Polychlorinated biphenyls (PCBs) dissolved in dietary fat are absorbed in the gastrointestinal tract by the enterocytes in combination with the fatty acid proceeding from the lipid hydrolysis in the gut lumen. The effect of fatty acid absorption on the uptake and transport of 14 PCBs in enterocytes was studied using monolayers of the human intestinal Caco-2 cell line as a model system. The diffusive resistance of the unstirred water layer and the facilitating role of mixed bile salt micelles on the PCB uptake were examined by varying the thickness of the unstirred water layer adjacent to the apical membrane. In additional experiments, the polarity of the PCB uptake and transport in Caco-2 cells was determined. The solubility of PCBs in the mixed bile salt-fatty acid micelles was 2.7- to 4.8-fold higher than the solubility in plain bile salt micelles. Both the uptake and transport of PCBs in Caco-2 cells were significantly higher (up to 10-fold) when the PCBs were presented mixed with fatty acids. Reducing the thickness of the unstirred water layer resulted in an increased uptake of PCBs. The PCB uptake in Caco-2 cells exceeded the uptake as expected from monomer diffusion only, indicating that bile salt micelles facilitate the PCB transport over the unstirred water layer.
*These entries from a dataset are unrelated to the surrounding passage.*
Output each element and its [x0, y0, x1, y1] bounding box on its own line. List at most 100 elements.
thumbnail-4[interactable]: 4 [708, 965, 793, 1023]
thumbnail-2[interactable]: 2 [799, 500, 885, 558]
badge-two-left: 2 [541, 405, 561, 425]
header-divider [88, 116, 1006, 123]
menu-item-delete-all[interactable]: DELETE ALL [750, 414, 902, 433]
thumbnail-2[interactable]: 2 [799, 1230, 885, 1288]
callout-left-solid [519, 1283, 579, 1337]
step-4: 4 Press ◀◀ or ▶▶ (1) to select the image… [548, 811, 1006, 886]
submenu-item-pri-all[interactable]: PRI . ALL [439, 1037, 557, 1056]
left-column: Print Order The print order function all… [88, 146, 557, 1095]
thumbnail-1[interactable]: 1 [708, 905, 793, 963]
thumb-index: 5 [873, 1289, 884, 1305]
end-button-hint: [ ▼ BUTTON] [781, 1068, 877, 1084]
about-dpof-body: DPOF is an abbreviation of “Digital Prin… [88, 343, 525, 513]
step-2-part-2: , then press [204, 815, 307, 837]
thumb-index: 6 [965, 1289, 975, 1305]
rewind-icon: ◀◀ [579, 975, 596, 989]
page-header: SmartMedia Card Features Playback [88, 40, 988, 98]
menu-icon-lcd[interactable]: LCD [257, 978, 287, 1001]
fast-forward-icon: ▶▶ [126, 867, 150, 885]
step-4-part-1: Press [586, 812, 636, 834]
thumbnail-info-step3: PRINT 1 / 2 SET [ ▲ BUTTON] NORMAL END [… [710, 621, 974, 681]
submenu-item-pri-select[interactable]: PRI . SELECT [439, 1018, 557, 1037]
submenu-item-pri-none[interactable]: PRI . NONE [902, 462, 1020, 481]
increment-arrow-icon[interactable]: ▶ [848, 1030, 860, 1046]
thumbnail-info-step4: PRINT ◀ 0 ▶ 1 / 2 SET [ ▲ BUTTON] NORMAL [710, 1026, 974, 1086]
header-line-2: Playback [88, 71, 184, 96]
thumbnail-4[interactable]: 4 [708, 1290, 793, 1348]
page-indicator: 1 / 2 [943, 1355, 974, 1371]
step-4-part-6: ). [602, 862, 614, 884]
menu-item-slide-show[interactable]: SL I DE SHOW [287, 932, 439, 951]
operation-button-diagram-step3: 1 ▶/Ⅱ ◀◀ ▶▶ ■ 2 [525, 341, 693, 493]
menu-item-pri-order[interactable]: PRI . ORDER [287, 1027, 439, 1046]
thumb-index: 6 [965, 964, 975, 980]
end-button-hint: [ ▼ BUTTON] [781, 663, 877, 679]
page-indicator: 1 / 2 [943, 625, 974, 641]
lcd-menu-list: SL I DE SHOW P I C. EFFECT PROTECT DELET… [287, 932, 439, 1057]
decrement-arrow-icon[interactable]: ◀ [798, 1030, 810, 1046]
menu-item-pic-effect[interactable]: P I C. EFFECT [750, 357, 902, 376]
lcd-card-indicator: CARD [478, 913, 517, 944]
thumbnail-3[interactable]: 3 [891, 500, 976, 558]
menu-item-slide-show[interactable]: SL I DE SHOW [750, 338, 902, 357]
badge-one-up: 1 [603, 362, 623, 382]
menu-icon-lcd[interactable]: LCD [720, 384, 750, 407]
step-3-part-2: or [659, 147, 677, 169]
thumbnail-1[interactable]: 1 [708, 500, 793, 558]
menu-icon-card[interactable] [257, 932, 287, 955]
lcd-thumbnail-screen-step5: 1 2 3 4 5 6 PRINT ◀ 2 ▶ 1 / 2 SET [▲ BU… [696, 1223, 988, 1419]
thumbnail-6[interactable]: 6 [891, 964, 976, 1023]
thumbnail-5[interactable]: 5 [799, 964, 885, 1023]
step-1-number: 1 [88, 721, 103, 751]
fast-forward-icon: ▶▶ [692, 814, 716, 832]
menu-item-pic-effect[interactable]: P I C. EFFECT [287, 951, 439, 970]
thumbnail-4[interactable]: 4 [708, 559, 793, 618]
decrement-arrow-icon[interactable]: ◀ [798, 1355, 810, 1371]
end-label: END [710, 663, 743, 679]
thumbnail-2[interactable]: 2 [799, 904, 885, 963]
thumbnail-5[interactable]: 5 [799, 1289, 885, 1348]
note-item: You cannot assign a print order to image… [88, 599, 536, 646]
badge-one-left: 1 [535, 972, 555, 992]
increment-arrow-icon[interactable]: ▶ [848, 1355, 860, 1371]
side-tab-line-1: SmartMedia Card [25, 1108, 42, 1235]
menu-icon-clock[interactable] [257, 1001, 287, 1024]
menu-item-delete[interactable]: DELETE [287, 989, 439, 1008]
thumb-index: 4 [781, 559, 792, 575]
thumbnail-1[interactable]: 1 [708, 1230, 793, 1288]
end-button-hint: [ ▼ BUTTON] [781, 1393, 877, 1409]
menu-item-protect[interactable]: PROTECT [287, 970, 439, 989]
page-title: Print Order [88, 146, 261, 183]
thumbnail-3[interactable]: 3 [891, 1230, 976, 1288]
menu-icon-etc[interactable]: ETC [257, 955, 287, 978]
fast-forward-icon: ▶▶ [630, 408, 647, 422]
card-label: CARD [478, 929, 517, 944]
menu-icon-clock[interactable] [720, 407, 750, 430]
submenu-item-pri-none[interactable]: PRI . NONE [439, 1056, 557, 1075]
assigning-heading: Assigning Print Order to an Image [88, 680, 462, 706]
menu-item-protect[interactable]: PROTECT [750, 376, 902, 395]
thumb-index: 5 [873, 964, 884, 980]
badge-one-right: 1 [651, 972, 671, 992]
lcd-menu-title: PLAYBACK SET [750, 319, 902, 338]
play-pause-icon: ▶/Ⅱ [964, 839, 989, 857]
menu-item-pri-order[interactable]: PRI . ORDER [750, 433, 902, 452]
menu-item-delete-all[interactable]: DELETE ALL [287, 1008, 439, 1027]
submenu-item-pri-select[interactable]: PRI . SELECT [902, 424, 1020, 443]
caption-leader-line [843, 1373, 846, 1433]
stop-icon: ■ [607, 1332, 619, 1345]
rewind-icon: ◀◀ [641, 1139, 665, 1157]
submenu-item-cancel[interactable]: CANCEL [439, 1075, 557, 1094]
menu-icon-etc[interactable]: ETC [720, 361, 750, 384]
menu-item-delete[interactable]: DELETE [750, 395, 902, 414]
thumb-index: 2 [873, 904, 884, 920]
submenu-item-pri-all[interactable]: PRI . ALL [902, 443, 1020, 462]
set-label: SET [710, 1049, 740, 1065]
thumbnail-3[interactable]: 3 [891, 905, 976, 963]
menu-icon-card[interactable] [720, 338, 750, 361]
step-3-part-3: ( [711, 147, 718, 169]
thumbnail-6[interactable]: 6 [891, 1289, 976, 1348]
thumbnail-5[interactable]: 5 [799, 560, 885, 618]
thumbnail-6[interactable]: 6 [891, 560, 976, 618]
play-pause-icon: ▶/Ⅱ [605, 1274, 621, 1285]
Concentrations of dichlorobiphenyls accumulating in the basolateral medium stayed unexpectedly low, suggesting that Caco-2 cells might possess the capability of metabolizing lower chlorinated biphenyls. Uptake of PCBs into the Caco-2 cells was not significantly different whether the PCBs were presented at the apical side or at the basolateral side. However, transport of PCBs over the cell monolayer was significantly higher when the PCBs were presented at the apical side as compared to the basolateral side, suggesting that the unidirectional transport of lipids and lipoproteins affected the PCB transport as well. Our studies indicate that monolayers of the Caco-2 cell line offer a useful model system for studying the intestinal uptake and transport processes of hydrophobic xenobiotics such as polychlorinated biphenyls.